In the end what we saw was a return to the two race days when Schumacher was at the helm of Ferrari: the race the Ferraris were in and the one in which everybody else was participating. The Raikkonen and Massa one-two result was phenomenal but, ultimately - yawn! - boring.
One incident gave me pause. Heikki Kovalainen suffered a front left tyre blow out that forced his McLaren to go shooting through the gravel trap and into the tyre barrier at a speed of 145 mph. Ten years ago he would probably have suffered a serious injury or worse (this was almost exactly how Michael Schumacher broke his leg at Silverstone in 1999). Fifteen or more years ago he would have been dead. In the event, he had to be carted off to hospital, concussed but alive and well.

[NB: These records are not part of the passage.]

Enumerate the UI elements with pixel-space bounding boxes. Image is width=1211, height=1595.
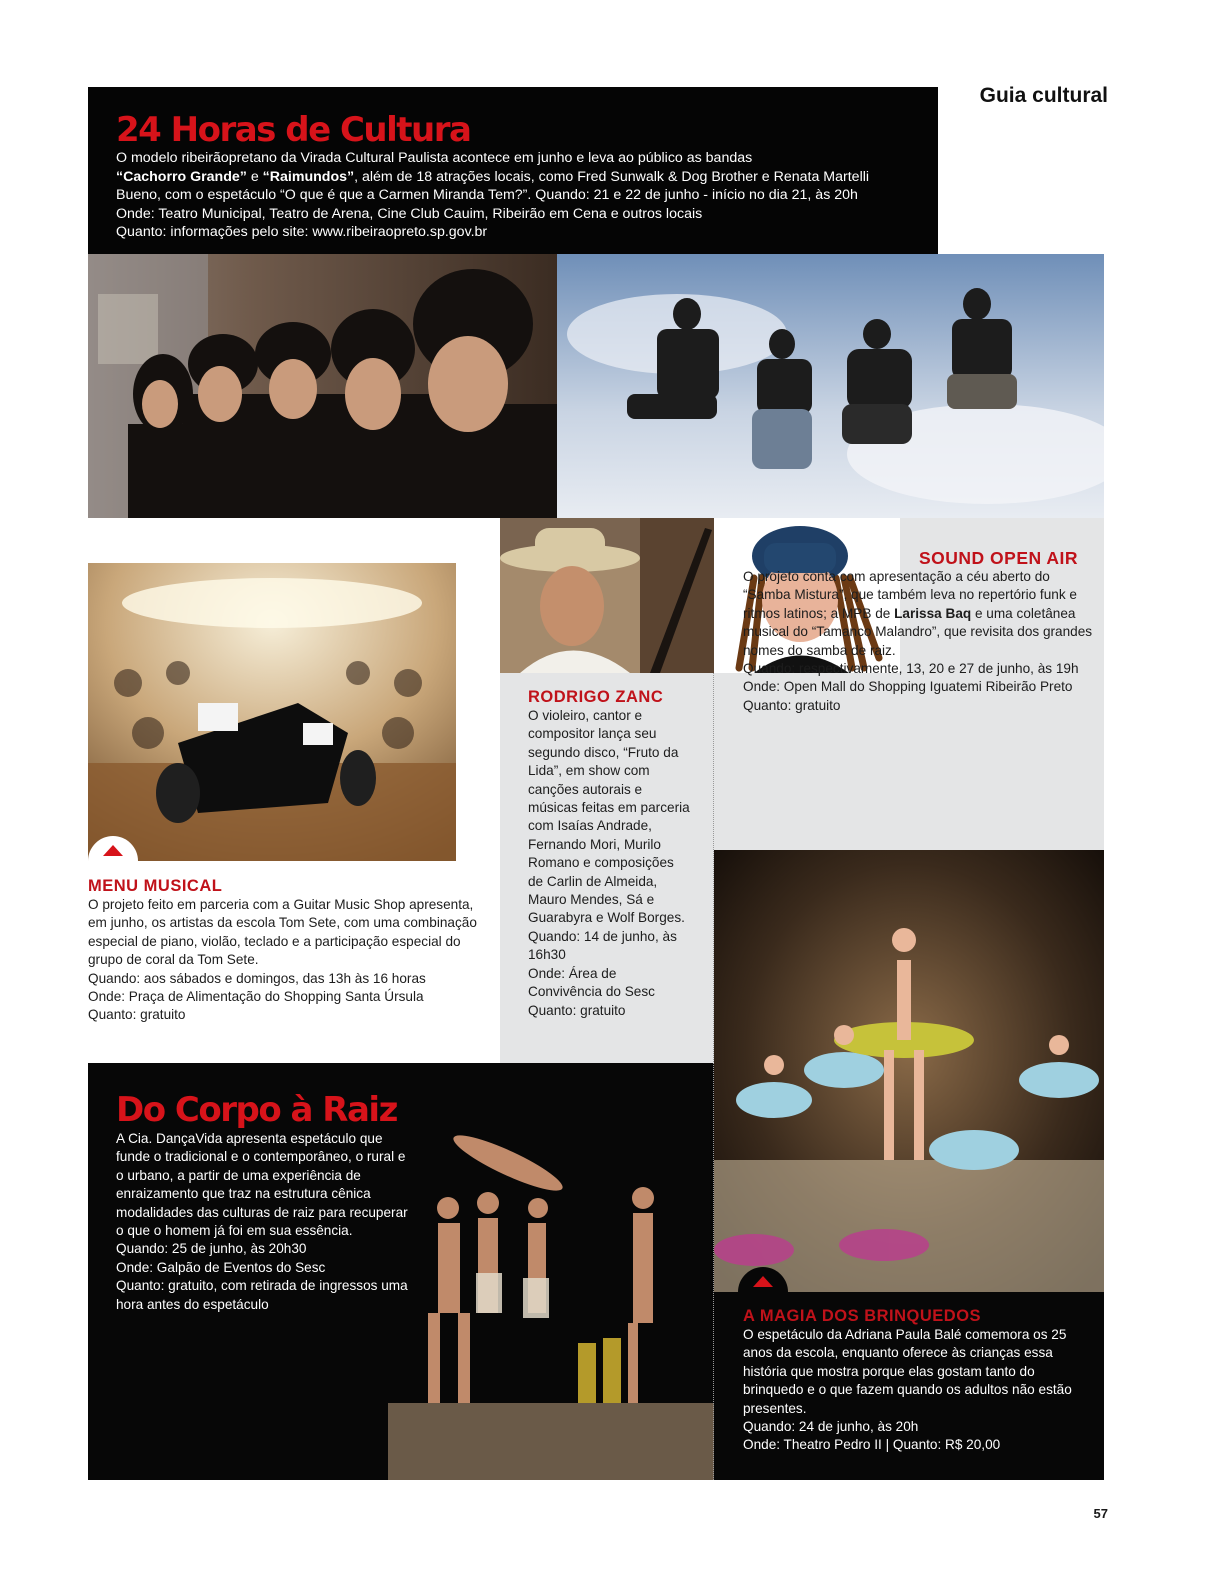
- section-label: Guia cultural: [979, 84, 1108, 107]
- do-corpo-when: Quando: 25 de junho, às 20h30: [116, 1241, 307, 1257]
- rodrigo-zanc-title: RODRIGO ZANC: [528, 688, 664, 706]
- main-feature-line-3: Bueno, com o espetáculo “O que é que a Carmen Miranda Tem?”. Quando: 21 e 22 de junho - início no dia 21, às 20h: [116, 187, 858, 203]
- rodrigo-zanc-where: Onde: Área de Convivência do Sesc: [528, 965, 655, 1000]
- magia-body: O espetáculo da Adriana Paula Balé comemora os 25 anos da escola, enquanto oferece às crianças essa história que mostra porque elas gostam tanto do brinquedo e o que fazem quando os adultos não estão presentes.: [743, 1327, 1072, 1416]
- do-corpo-panel: [88, 1063, 714, 1480]
- sound-open-air-when: Quando: respectivamente, 13, 20 e 27 de junho, às 19h: [743, 661, 1079, 677]
- magia-article: [743, 1306, 1093, 1455]
- rodrigo-zanc-when: Quando: 14 de junho, às 16h30: [528, 928, 677, 963]
- artist-larissa-baq: Larissa Baq: [894, 605, 972, 621]
- do-corpo-where: Onde: Galpão de Eventos do Sesc: [116, 1259, 326, 1275]
- sound-open-air-body: [743, 568, 1098, 660]
- column-divider: [713, 673, 714, 1480]
- menu-musical-title: MENU MUSICAL: [88, 877, 223, 895]
- ballet-photo: [714, 850, 1104, 1292]
- conjunction: e: [246, 168, 263, 185]
- band-portrait-photo: [88, 254, 557, 518]
- do-corpo-title: Do Corpo à Raiz: [116, 1090, 397, 1130]
- sound-open-air-heading: [919, 548, 1099, 568]
- main-feature-line-5: Quanto: informações pelo site: www.ribeiraopreto.sp.gov.br: [116, 224, 488, 240]
- jumping-band-photo: [557, 254, 1104, 518]
- main-feature-block: [88, 87, 938, 254]
- rodrigo-zanc-article: [528, 687, 690, 1020]
- band-cachorro-grande: “Cachorro Grande”: [116, 168, 247, 185]
- band-raimundos: “Raimundos”: [262, 168, 355, 185]
- do-corpo-body: A Cia. DançaVida apresenta espetáculo que funde o tradicional e o contemporâneo, o rural e o urbano, a partir de uma experiência de enraizamento que traz na estrutura cênica modalidades das culturas de raiz para recuperar o que o homem já foi em sua essência.: [116, 1131, 408, 1239]
- menu-musical-when: Quando: aos sábados e domingos, das 13h às 16 horas: [88, 970, 426, 986]
- rodrigo-zanc-photo: [500, 518, 714, 673]
- magia-when: Quando: 24 de junho, às 20h: [743, 1419, 919, 1435]
- page-number: 57: [1093, 1506, 1108, 1521]
- rodrigo-zanc-price: Quanto: gratuito: [528, 1002, 626, 1018]
- main-feature-title: 24 Horas de Cultura: [116, 110, 471, 150]
- menu-musical-price: Quanto: gratuito: [88, 1007, 186, 1023]
- piano-food-court-photo: [88, 563, 456, 861]
- sound-open-air-price: Quanto: gratuito: [743, 697, 841, 713]
- magia-title: A MAGIA DOS BRINQUEDOS: [743, 1307, 982, 1325]
- sound-open-air-article: [743, 568, 1098, 715]
- main-feature-line-4: Onde: Teatro Municipal, Teatro de Arena, Cine Club Cauim, Ribeirão em Cena e outros locais: [116, 205, 703, 222]
- menu-musical-body: O projeto feito em parceria com a Guitar Music Shop apresenta, em junho, os artistas da escola Tom Sete, com uma combinação especial de piano, violão, teclado e a participação especial do grupo de coral da Tom Sete.: [88, 897, 477, 968]
- main-feature-line-1: O modelo ribeirãopretano da Virada Cultural Paulista acontece em junho e leva ao público as bandas: [116, 150, 753, 166]
- magia-where-price: Onde: Theatro Pedro II | Quanto: R$ 20,00: [743, 1437, 1001, 1453]
- sound-open-air-body-a: O projeto conta com apresentação a céu aberto do “Samba Mistura”, que também leva no repertório funk e ritmos latinos; a MPB de: [743, 569, 1077, 621]
- sound-open-air-title: SOUND OPEN AIR: [919, 548, 1079, 568]
- menu-musical-where: Onde: Praça de Alimentação do Shopping Santa Úrsula: [88, 989, 424, 1005]
- main-feature-line-2-rest: , além de 18 atrações locais, como Fred Sunwalk & Dog Brother e Renata Martelli: [354, 168, 870, 185]
- main-feature-line-2: [116, 168, 924, 187]
- menu-musical-article: [88, 876, 488, 1025]
- rodrigo-zanc-body: O violeiro, cantor e compositor lança seu segundo disco, “Fruto da Lida”, em show com canções autorais e músicas feitas em parceria com Isaías Andrade, Fernando Mori, Murilo Romano e composições de Carlin de Almeida, Mauro Mendes, Sá e Guarabyra e Wolf Borges.: [528, 708, 690, 926]
- do-corpo-price: Quanto: gratuito, com retirada de ingressos uma hora antes do espetáculo: [116, 1278, 408, 1312]
- do-corpo-article: [116, 1090, 416, 1314]
- sound-open-air-where: Onde: Open Mall do Shopping Iguatemi Ribeirão Preto: [743, 679, 1073, 695]
- sound-open-air-body-b: e uma coletânea musical do “Tamanco Malandro”, que revisita dos grandes nomes do samba de raiz.: [743, 605, 1093, 658]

What is refreshing about this season is the form of the BMWs. Hamilton had a reasonably tough job holding off Robert Kubica, who eventually bagged fourth place, but what is more interesting is his and his team-mate, Nick Heidfeld's, consistency thus far this season. The rewards of this are clearly demonstrated on the constructors'' championship league table. Ferrari leads with 47 points and BMW is second with 35. That is significant progress. Mario Theissen, BMW team boss, must be a very satisfied man.
Someone said at the start of the season that this year would be a lot more difficult for Hamilton than last. Undoubtedly. Reason? The return of Ferrari.